Но везде ей говорили, что они сами должны разобраться в своих отношениях, и Маргарита Сергеевна, проклиная всех («мужики мужика и поддерживают»), теперь больше всего была обеспокоена тем, не затеет ли Алпатов дележ имущества и квартиры. Был бы сын с ней, они бы, пожалуй, имели право на всю квартиру, а так, возможно, ее придется обменивать. Но об этом надо посоветоваться с юристом.

Да и взыскание алиментов — так ей представлялось — будет выглядеть по-иному, если сын окажется при ней. И, вообще, она не могла и не хотела теперь оставаться одна, любой ценой должна была возвратить хотя бы Егора.

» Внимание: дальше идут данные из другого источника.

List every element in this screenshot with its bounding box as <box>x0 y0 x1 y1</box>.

Надо подослать к нему соседку — пусть скажет, что мать тяжело заболела, погибает. У мальчика доброе сердце, он ради нее все бросит.

8

Сначала Севастьян Прохорович проверил с помощью электронного миллисекундомера: у кого какая быстрота реакции, двигательная скорость. Первые навыки работы вслепую на клавиатуре наборных строкоотливных машин они получили на тренажере — столе с электроаппаратурой и клавишами линотипа. На экране сразу видны были результаты. Тоня эту премудрость освоила быстро, ее пальцы словно скользили по клавишам, нежно поглаживая их.

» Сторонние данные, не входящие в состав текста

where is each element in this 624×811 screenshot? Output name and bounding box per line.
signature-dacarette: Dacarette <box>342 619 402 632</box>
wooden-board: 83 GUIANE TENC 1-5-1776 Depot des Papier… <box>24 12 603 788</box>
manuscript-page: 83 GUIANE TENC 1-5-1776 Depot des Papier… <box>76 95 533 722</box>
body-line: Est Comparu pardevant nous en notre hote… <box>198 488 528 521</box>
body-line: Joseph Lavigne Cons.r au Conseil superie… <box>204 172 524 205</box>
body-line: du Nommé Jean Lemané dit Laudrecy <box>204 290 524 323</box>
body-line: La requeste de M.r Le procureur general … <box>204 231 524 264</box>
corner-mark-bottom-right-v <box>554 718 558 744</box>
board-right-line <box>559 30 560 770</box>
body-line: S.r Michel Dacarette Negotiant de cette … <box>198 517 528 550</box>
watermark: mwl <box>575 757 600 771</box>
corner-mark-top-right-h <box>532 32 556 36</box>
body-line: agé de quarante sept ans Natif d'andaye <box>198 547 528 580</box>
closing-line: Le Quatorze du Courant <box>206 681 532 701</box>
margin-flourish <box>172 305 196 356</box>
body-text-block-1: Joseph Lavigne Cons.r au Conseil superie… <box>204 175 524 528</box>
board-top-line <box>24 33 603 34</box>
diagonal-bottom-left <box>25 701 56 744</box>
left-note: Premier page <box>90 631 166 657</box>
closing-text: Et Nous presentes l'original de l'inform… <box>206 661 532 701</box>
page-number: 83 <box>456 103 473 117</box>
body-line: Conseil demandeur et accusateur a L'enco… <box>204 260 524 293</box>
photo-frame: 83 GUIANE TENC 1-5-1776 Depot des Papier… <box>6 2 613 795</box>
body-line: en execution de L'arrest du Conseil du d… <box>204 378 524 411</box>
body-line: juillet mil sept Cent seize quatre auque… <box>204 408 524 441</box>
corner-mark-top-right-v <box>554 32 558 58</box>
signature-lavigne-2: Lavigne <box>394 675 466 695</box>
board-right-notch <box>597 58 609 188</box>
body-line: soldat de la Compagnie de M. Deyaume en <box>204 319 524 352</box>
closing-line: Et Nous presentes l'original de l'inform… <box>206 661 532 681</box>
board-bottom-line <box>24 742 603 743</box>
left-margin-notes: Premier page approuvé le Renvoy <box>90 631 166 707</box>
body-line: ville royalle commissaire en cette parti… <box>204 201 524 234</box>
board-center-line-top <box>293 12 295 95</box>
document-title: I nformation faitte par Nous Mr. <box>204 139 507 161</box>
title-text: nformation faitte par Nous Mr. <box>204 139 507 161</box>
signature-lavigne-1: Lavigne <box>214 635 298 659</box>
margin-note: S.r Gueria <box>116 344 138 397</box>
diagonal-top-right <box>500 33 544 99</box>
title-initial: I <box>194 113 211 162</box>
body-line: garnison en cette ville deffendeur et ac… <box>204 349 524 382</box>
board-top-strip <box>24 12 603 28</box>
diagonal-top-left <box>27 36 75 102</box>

Мастер одобрительно похмыкивал, но советовал присматриваться и к операторам, управляющим наборными полуавтоматами, и к тем, кто на кодирующем устройстве готовит программу управления, и попробовать ручной набор.

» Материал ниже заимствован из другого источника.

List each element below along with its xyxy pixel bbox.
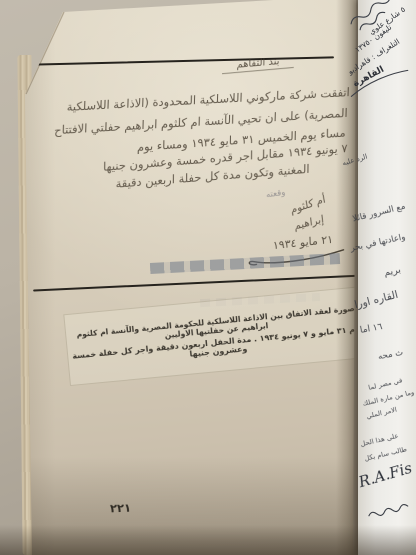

— Все, доченька, сгодится, — убежденно говорил он. — Настоящий полиграфист, понимаешь, должен уметь набирать все виды текстов, править набор в гранках и полосах, самостоятельно регулировать строкоотливку, разбирать и собирать ее узлы… Как хороший шофер, знать свою машину!

Горожанкин показывал, как менять формат, кегль, переставлять магазины, перепускать матрицы, чистить клинья.

— Машина, Дашкова, любит ласку да уход и тогда будет тебе верна. А ежели, к примеру, ты на работу боком, а с работы — скоком, не жди ничего хорошего. Вот так-то, хоки-моки…

Это у Севастьяна Прохоровича присказка излюбленная. В хорошем настроении мастер говорил «хоки-моки», а в плохом или когда сердился — «моки-хоки».

— Во все времена, девочки, — внушал он, — полиграфисты были самой образованной частью рабочего класса. А почему? Работа требует грамотности, вкуса, культуры.

Тоня была с мастером абсолютно согласна. Она облазила и цех цинкографии, где делали иллюстрации, и цех высокой печати, была у верстальщиков, но особенно долго задерживалась у печатных машин ПД-5. Вот где чувствовалась стремительность века! И любимый запах краски был здесь стойче. Хотя Горожанкин опустил ее с облаков на землю, сказав: «Запах этот вредный, моки-хоки».

…Сейчас Дашкова стояла возле Гали. Та, в синем рабочем халате, восседала на высоком вертящемся стуле, старательно набирала гладкий текст. Лицо у Галки сосредоточенно, она то и дело поддувает со лба темную прядку волос, и нет-нет да поглядывает торжествующе на подружку: мол, видишь, совершенно самостоятельно набираю, а думала — ни за что не сумею. Сколько мучилась…

— Интереснее было бы набирать сложный текст, — небрежно бросает она, — да Севастьян Прохорович велит: «Повремени». Ну, что же — придется.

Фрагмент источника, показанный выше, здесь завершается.